For decades, the USDA-Outreach and Assistance for Socially Disadvantaged Farmers and Ranchers Program (also known as the Section 2501 Program) has served as the only farm bill program dedicated to addressing the specific needs of minority farmers and was recently expanded to also serve military veterans. The 2501 Program helps institutions and nonprofits provide critical resources, outreach, and technical assistance to serve these historically underserved producers.
The STAR School and its partners awarded the “Outreach and Assistance Program for Socially Disadvantaged and Veteran Farmers and Ranchers in Navajo Nation” to extend the existing school function to an Education Center, providing on-going assistance to the socially disadvantaged (SDA), veteran, and beginning farmers and ranchers in the 110 Chapters of Navajo Nation. The service areas cover several Strike Force counties and the former “Bennett Freeze” areas in Navajo Nation, where the development was frozen for 40 years. The majority of Navajo Nation is also considered as “Food Desert”.

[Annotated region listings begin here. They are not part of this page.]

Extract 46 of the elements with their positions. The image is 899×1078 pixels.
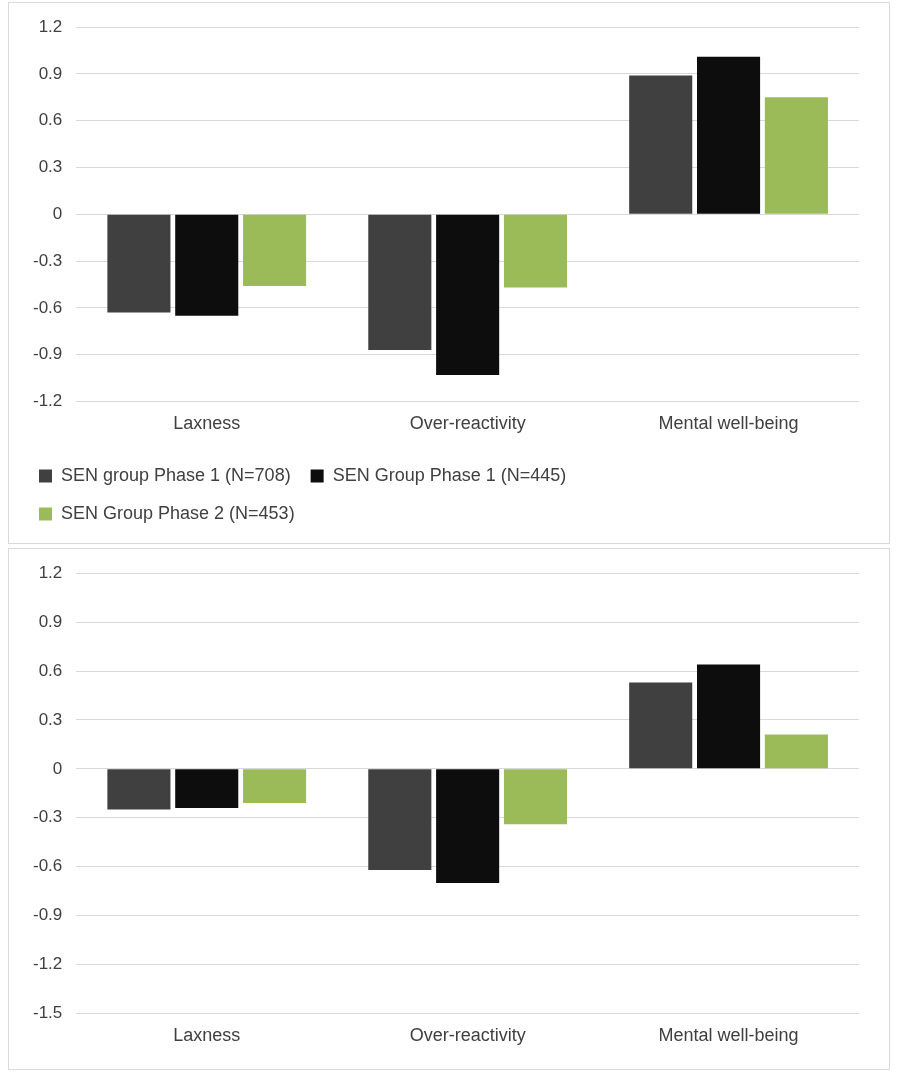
bar [764, 734, 828, 769]
x-tick-label: Laxness [173, 413, 241, 434]
bar [629, 682, 693, 769]
bar [107, 214, 171, 313]
bar [629, 75, 693, 214]
x-tick-label: Mental well-being [658, 1025, 799, 1046]
y-tick-label: -1.2 [33, 391, 63, 411]
y-tick-label: -0.6 [33, 856, 63, 876]
x-tick-label: Over-reactivity [409, 1025, 526, 1046]
y-tick-label: -0.3 [33, 250, 63, 270]
y-tick-label: 0.6 [38, 110, 63, 130]
y-tick-label: 1.2 [38, 16, 63, 36]
legend-label: SEN Group Phase 1 (N=445) [332, 464, 567, 485]
bar [436, 214, 500, 375]
bar [503, 769, 568, 825]
bar [107, 769, 171, 810]
y-tick-label: 0.3 [38, 709, 63, 729]
y-tick-label: 0.3 [38, 157, 63, 177]
bar [368, 214, 432, 350]
y-tick-label: 0.9 [38, 611, 63, 631]
bar [697, 664, 761, 769]
y-tick-label: -0.9 [33, 905, 63, 925]
y-tick-label: -1.2 [33, 954, 63, 974]
bar [697, 56, 761, 214]
y-tick-label: -1.5 [33, 1003, 63, 1023]
legend-label: SEN group Phase 1 (N=708) [61, 464, 291, 485]
legend-label: SEN Group Phase 2 (N=453) [61, 502, 295, 523]
bar [243, 769, 307, 804]
y-tick-label: 0.9 [38, 63, 63, 83]
x-tick-label: Mental well-being [658, 413, 799, 434]
bar [503, 214, 568, 288]
bar [243, 214, 307, 287]
x-tick-label: Laxness [173, 1025, 241, 1046]
bar [764, 97, 828, 214]
y-tick-label: 0.6 [38, 660, 63, 680]
y-tick-label: 0 [52, 203, 63, 223]
bar [175, 769, 239, 808]
y-tick-label: -0.3 [33, 807, 63, 827]
bar [368, 769, 432, 870]
bar [436, 769, 500, 883]
y-tick-label: -0.6 [33, 297, 63, 317]
y-tick-label: -0.9 [33, 344, 63, 364]
x-tick-label: Over-reactivity [409, 413, 526, 434]
y-tick-label: 1.2 [38, 562, 63, 582]
bar [175, 214, 239, 316]
y-tick-label: 0 [52, 758, 63, 778]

• Arizona has the third largest American Indian population in U.S., with 22 federally recognized tribes and over 350,000 Native Americans.
• 47.3% of Arizona population is socially disadvantaged based on race (2013).
• Unemployment rate of Arizona reservations was 24.4% (2012).
• Over 500,000 Veterans live in Arizona.
• About 200,000 Veterans are under age of 55 and ~20% are unemployed.
The Overarching Goal of the Program is to assist SDA, veteran, and beginning producers in owning and operating successful agribusinesses, while increasing their participation in USDA programs and services.
o They are interested in learning the following topics: solar and renewable energies (100%); energy efficiency improvement (80%); water conservation and rain water harvesting (100%); ranching and meat processing (61%); on-site water treatments (41%); irrigation and water management (81%); and crop and yield improvements (81%).
o 61% of the surveyed people stated that they have never worked with USDA assistance programs in the past, while 40% indicated they have worked with NRCS – about 19% worked with the Environmental Quality Incentives Program (EQIP), about 19% with NRCS – Conservation Innovation Grants (CIG), and 2% worked with the Rural Business Development Grant (RBDG).
o The people interviewed stated they would like to see these programs implemented in their community: farm-to-institution programs (100%); community garden plots (80%); agribusiness assistance for community members (80%); sustainable farming and ranching classes (81%); renewable energy and technology demonstration events (80%); commercial incubator for businesses (59%); and a local farmer’s market (98%).
o Preliminary results of 54 surveys showed that 22% of the people surveyed were farmers, 19% ranchers, 56% are both, and 4% are neither farmers nor ranchers. All of them agreed that the main challenge faced is the lack of water. Communities do not have reliable water sources and/or proper infrastructure to have a continued water supply. About 50% of them stated that weed control and pest control challenges affect their lands, while the rest believe that lack of education, funding, markets, soil, fencing, irrigation, and man power are also challenges that need to be addressed.
o Finally, when the surveyed people were asked which improvement they would do if they have funding available, all of them said they would improve the water infrastructure, water lines, and wells to have a better access to the resource. Other improvements include soil amendments, fencing, rain water harvesting, solar and wind renewable energies, man power force, and crop yield improvement.